Re your outlook emails not entirely sure what you have, but i have a web-based exchange option at work, so could this be similar?
Rich
Thanks rich2005, Encase webmail parser? does FTK have an equivalent?
Finding webmail on a suspect drive has been a real pain for me recently… (
It just doesn't seem as straight forward as it should be; its more of a long drawn out boring process from which i reap no rewards atm…
strobak
fully intact webmail pages should end up in some browser cache or other.
webmail traces in slack/free space if carved out on header info may be partial files and significantly broken so you only get maybe the term you were looking for and a few lines more. this is usually down to a heavily fragmented drive.
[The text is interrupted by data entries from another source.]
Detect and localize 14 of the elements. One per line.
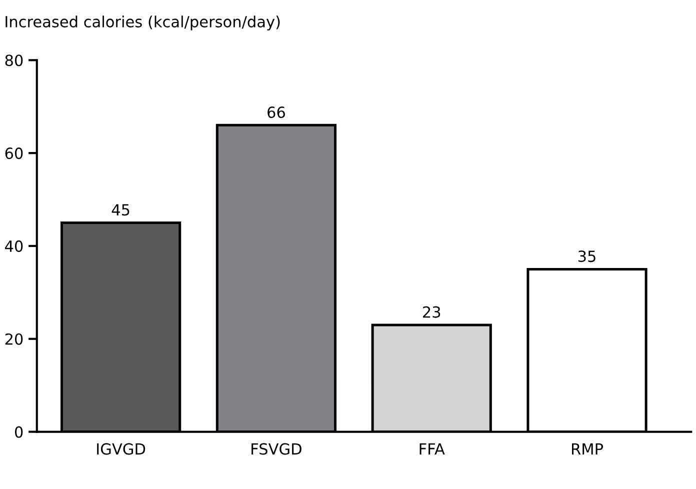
data-label: 35 (578, 250, 596, 262)
data-label: 45 (112, 204, 130, 216)
x-tick-label: FSVGD (252, 443, 302, 455)
data-label: 66 (268, 106, 285, 118)
y-tick-label: 80 (5, 54, 23, 66)
y-tick-label: 60 (5, 148, 23, 160)
y-tick-label: 20 (5, 333, 23, 345)
x-tick-label: FFA (420, 443, 445, 455)
x-tick-label: IGVGD (97, 443, 146, 455)
y-axis-title: Increased calories (kcal/person/day) (6, 16, 280, 30)
data-label: 23 (423, 306, 440, 318)
y-tick-label: 40 (5, 240, 23, 252)
x-tick-label: RMP (572, 443, 603, 455)
y-tick-label: 0 (14, 426, 23, 438)
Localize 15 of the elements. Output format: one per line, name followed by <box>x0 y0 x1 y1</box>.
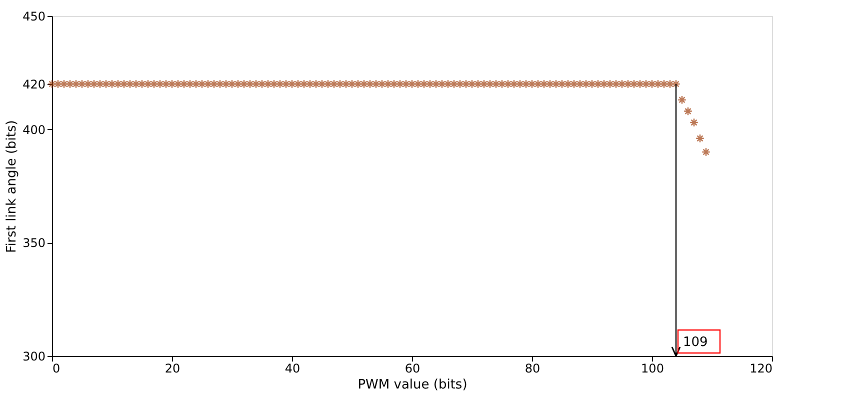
x-tick-label: 100 <box>641 362 664 376</box>
x-tick-label: 0 <box>52 362 60 376</box>
x-tick-label: 120 <box>750 362 772 376</box>
x-tick-label: 40 <box>284 362 300 376</box>
y-tick-label: 450 <box>22 10 46 24</box>
x-tick-label: 60 <box>404 362 420 376</box>
y-tick-label: 400 <box>22 122 46 137</box>
y-axis-title: First link angle (bits) <box>4 120 20 253</box>
annotation: 109 <box>683 335 708 350</box>
y-tick-label: 420 <box>22 78 46 92</box>
y-tick-label: 300 <box>22 350 46 364</box>
x-tick-label: 20 <box>164 362 180 376</box>
x-axis-title: PWM value (bits) <box>358 378 468 392</box>
x-tick-label: 80 <box>524 362 540 376</box>
y-tick-label: 350 <box>22 236 46 250</box>
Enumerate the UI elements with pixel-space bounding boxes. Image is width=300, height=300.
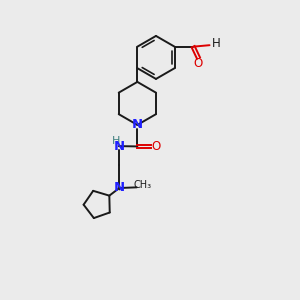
Text: O: O xyxy=(194,57,203,70)
Text: CH₃: CH₃ xyxy=(134,180,152,190)
Text: O: O xyxy=(152,140,161,153)
Text: N: N xyxy=(114,182,125,194)
Text: N: N xyxy=(113,140,124,153)
Text: H: H xyxy=(112,136,121,146)
Text: N: N xyxy=(132,118,143,131)
Text: H: H xyxy=(212,38,220,50)
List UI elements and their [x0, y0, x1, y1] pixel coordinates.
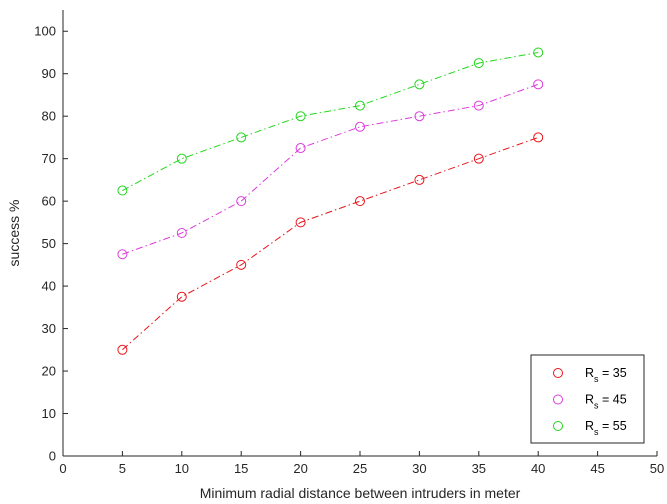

wrt yahoo, why not join up, and use the service on a clean user ID in your PC. then go check the webcache for html files and relevant names. then you can deconstruct into component parts. Some browsers/OS may have different cache styles so it would be better to match what your looking for yourself.
wrt outlook and html, can't an outlook pane be used to open browser material via a link, and vice versa, if someone has sent an email in html format won't outlook present it as such?
kern
Three things I can think of.
Carve out all the HTML in FTK
Under internet options search all the right hand column searches i.e. .com .net .org (you should potentially search all the ones in the left as well http https www etc.)
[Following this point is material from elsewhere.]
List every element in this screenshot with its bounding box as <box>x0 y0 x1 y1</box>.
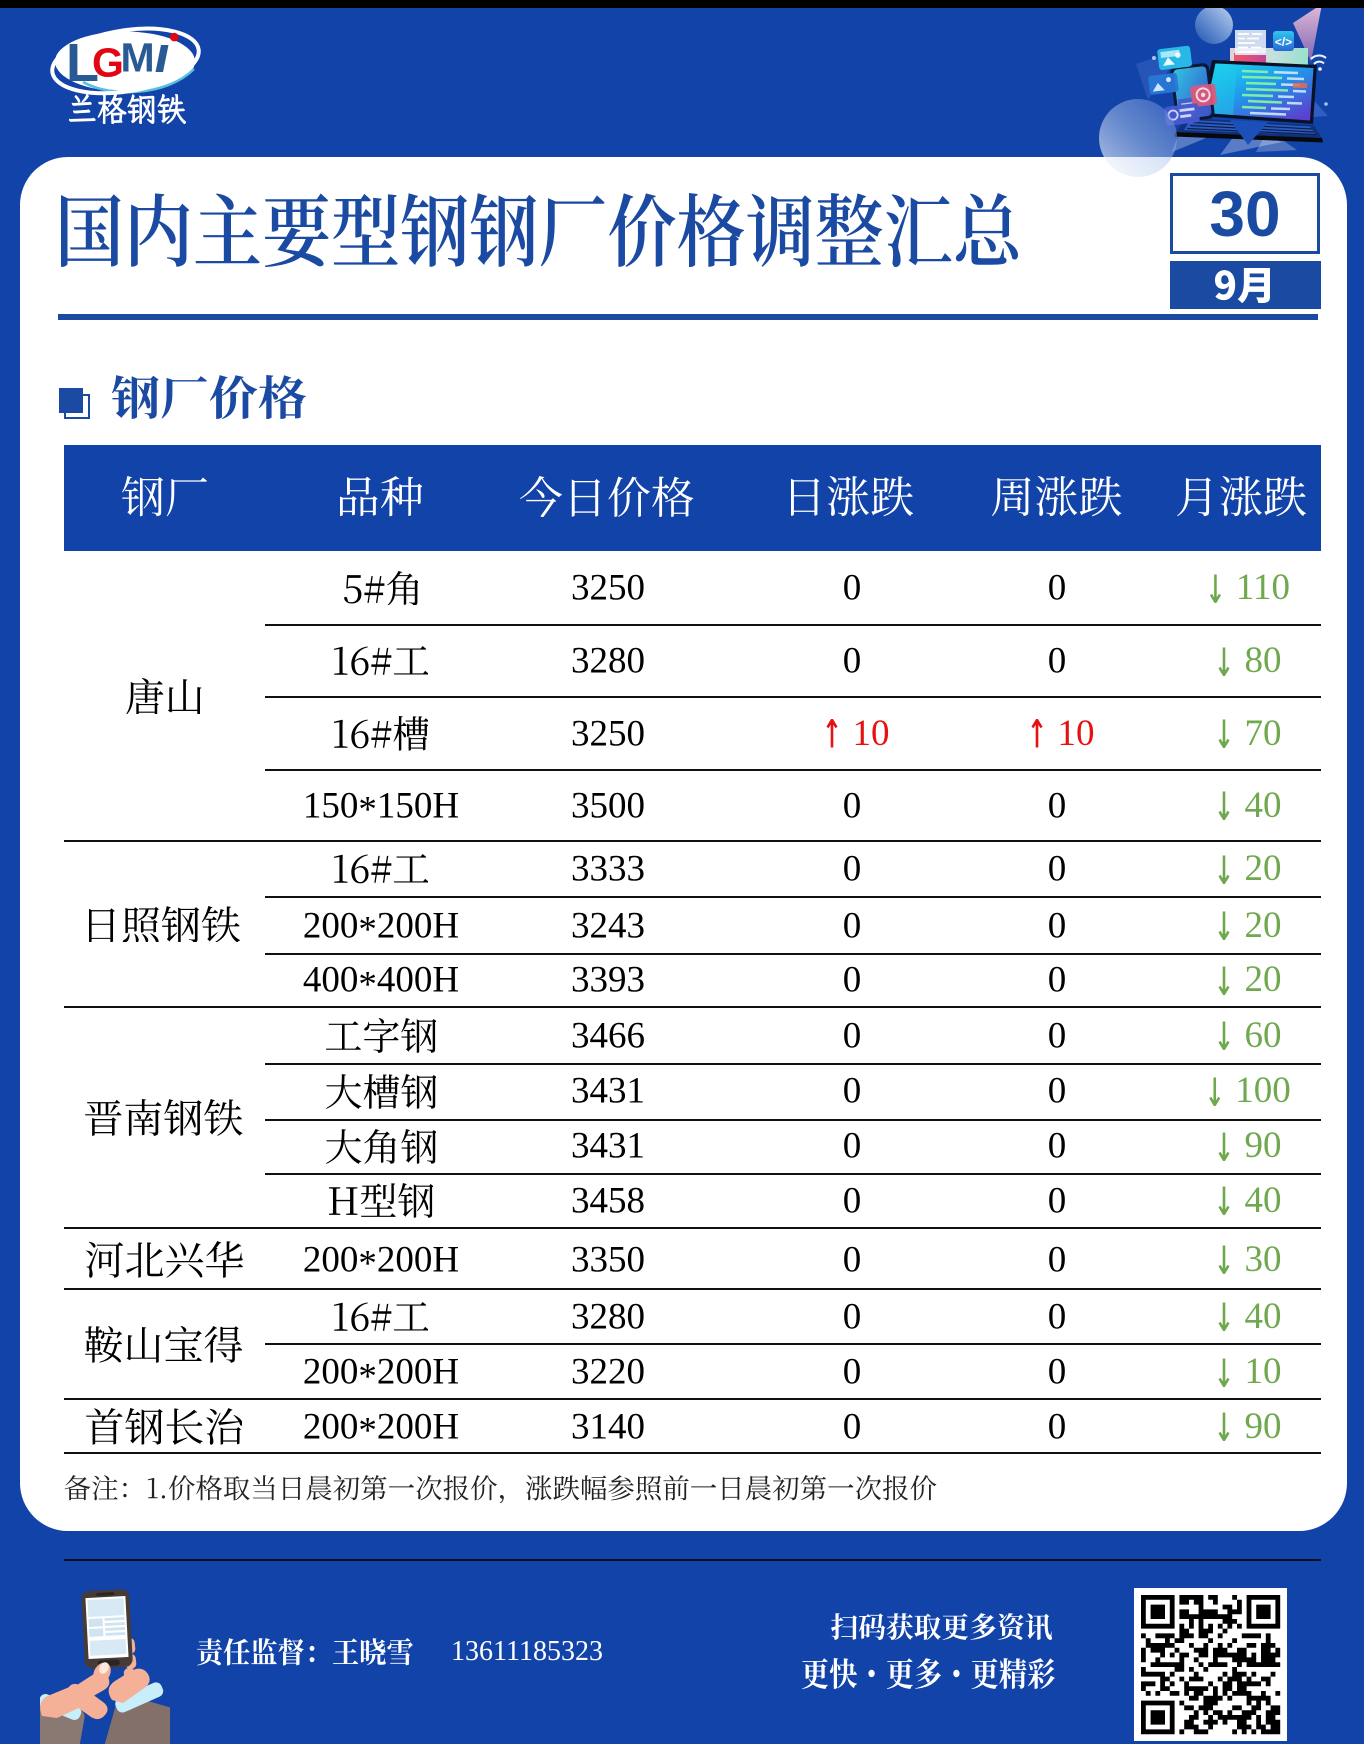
svg-text:G: G <box>92 40 124 86</box>
svg-text:L: L <box>66 33 99 93</box>
svg-text:</>: </> <box>1275 35 1292 49</box>
svg-text:M: M <box>121 35 155 81</box>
Be sure you have reindexed the case, no need to do previously indexed files.
FTK has a problem opening yahoo mails so you find yourself sometimes doing an export to desktop and viewing them on there.
Sometimes you have to just go 1 by 1 all the way down the HTML files until you hit the gem you need.
One thing I have found with yahoo web mail in the temporary internet cache is the presence of gzip files that show no file extension. You will normally find these with the same date and time stamps as the viewable html extension files that contain the e mails or whatever. When the html files are deleted it appears the gzip file extension ones are left. If you search the temporary internet cache for these gzip files you may find that they contain yahoo messages or other interesting pages.
Encase can view these gzip files but if you have trouble I found the following works.
Copy them out and in the process give them a gzip extension. Open them in winzip and save them out in the process giving them an html extension. If when you open them in IE you get the cannot connect to server page and they are unreadable open them instead in Navroad32 and you will see the content.